Opioïdes: plus de mal que bon pour les patients sur la douleur chronique

« … l’usage de stupéfiants pour traiter la douleur durable au-delà de trois mois est inefficace et peut être la vie en danger, » a trouvé l’étude. « Opioïdes ne sont pas la réponse. réhabilitation de la douleur chronique, l’exercice, les thérapies cognitivo-comportementales, l’acupuncture, le yoga ou le tai-chi sont toutes meilleures options que les opioïdes « .

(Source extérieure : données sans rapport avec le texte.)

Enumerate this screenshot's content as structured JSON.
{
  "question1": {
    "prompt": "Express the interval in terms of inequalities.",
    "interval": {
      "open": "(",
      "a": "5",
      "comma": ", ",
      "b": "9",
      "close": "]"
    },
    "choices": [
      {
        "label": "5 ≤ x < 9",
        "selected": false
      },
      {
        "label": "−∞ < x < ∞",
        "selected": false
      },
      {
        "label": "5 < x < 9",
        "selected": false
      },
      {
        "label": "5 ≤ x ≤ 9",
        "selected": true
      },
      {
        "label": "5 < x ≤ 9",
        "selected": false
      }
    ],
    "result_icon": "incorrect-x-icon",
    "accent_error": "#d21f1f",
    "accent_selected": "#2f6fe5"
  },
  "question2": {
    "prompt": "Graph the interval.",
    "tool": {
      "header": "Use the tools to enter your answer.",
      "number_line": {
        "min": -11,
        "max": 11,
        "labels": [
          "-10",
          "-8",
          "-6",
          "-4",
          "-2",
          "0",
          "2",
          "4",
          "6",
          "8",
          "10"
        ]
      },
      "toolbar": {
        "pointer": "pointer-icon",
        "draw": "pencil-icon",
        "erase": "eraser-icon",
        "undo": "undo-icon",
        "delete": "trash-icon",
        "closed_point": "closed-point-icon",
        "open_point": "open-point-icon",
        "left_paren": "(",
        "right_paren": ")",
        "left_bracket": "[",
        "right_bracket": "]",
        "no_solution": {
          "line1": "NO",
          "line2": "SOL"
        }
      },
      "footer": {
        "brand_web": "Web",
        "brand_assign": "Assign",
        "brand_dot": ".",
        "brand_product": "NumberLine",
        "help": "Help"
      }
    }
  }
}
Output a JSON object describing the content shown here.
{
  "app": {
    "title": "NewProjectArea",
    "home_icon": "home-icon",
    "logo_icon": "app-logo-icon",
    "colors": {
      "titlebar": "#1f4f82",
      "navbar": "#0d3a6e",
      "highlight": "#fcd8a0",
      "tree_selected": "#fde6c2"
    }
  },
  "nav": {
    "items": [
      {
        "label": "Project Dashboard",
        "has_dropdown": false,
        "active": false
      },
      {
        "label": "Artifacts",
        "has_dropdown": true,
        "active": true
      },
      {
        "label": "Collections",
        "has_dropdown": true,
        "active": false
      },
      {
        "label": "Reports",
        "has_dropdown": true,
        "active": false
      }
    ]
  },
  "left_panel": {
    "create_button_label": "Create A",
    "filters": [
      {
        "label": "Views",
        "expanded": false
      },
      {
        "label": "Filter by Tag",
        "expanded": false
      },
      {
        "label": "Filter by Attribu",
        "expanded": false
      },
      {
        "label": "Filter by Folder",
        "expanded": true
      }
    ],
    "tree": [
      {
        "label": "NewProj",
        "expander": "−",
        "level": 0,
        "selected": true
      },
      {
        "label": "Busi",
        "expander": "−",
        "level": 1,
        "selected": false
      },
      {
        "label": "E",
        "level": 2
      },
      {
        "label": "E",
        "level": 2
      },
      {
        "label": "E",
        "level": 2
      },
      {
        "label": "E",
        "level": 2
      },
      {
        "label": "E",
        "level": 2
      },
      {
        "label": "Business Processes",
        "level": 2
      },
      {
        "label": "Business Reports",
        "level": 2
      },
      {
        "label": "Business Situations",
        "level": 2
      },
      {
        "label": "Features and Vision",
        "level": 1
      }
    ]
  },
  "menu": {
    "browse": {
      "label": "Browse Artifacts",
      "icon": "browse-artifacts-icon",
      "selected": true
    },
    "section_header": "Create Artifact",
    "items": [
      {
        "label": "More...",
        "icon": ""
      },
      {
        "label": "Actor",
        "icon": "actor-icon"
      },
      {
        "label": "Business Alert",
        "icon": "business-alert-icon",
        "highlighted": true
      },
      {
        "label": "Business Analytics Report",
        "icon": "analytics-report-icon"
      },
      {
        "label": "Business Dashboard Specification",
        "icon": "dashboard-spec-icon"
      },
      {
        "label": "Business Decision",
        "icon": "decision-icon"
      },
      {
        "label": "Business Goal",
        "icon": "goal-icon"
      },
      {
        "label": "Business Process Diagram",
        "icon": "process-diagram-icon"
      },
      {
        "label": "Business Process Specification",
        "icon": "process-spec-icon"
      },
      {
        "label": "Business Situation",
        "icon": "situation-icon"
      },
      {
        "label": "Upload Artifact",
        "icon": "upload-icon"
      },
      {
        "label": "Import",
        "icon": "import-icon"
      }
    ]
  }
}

Comme les traitements sont offerts dans le Maine et la colonne vertébrale Institut des nerfs qui répondent à des sources communes de la douleur chronique atroce:

  • Décompression vertébrale non chirurgicale – pour réduire ou éliminer la douleur au cou ou au bas du dos.
  • Électrothérapie – de réduire de manière significative la douleur de neuropathie périphérique.

« Avec la drogue, ils sont juste éteindre l’alarme incendie, ne pas changer le cours de l’incendie », explique le Dr VanderPloeg.

101 opioïdes

antalgiques opioïde sont facilement absorbés par le tractus gastro-intestinal. Ils attachent à un ou plusieurs des quatre types de récepteurs opiacés dans le système nerveux central et le cerveau. Lorsque ces récepteurs sont stimulés, ils réduisent la perception de la douleur sans éliminer sa cause.

Les effets secondaires incluent l’euphorie, somnolence, dépression respiratoire et la fonction intestinale plus lente, ce qui conduit à la constipation. effets de pointe sont généralement accessibles en 10 minutes si elles sont prises par voie intraveineuse, 30-45 minutes avec une injection intramusculaire, et 90 minutes en bouche.

La portée de l’épidémie

On estime que cinq millions de personnes dépendent des opioïdes comme l’oxycodone, l’OxyContin, l’héroïne, la méthadone et la morphine.

  • Le CDC a indiqué qu’en 2012, les ordonnances d’opiacés avait suffisamment écrit pour fournir tous les adultes dans le pays.
  • L’utilisation de stupéfiants a été multiplié par quatre entre 1999 et 2010; surdosage, la mort et la violence ont augmenté de six fois au cours de cette même période.
  • En 2007, la mauvaise utilisation des produits pharmaceutiques est devenue la deuxième principale cause de visites aux services d’urgence.

Il y a environ 17 000 décès par surdose chaque année. La moitié des décès par surdose sont liés aux médicaments sur ordonnance. La législation récente visant à limiter la surprescription de médicaments antidouleur est en fait liée à l’épidémie d’héroïne dans tout le pays. « Quand vous enlevez la fourniture de médicaments contre la douleur, les gens recherchent une autre source », explique le Dr VanderPloeg. Pour un trop grand nombre, l’héroïne devient le remplacement.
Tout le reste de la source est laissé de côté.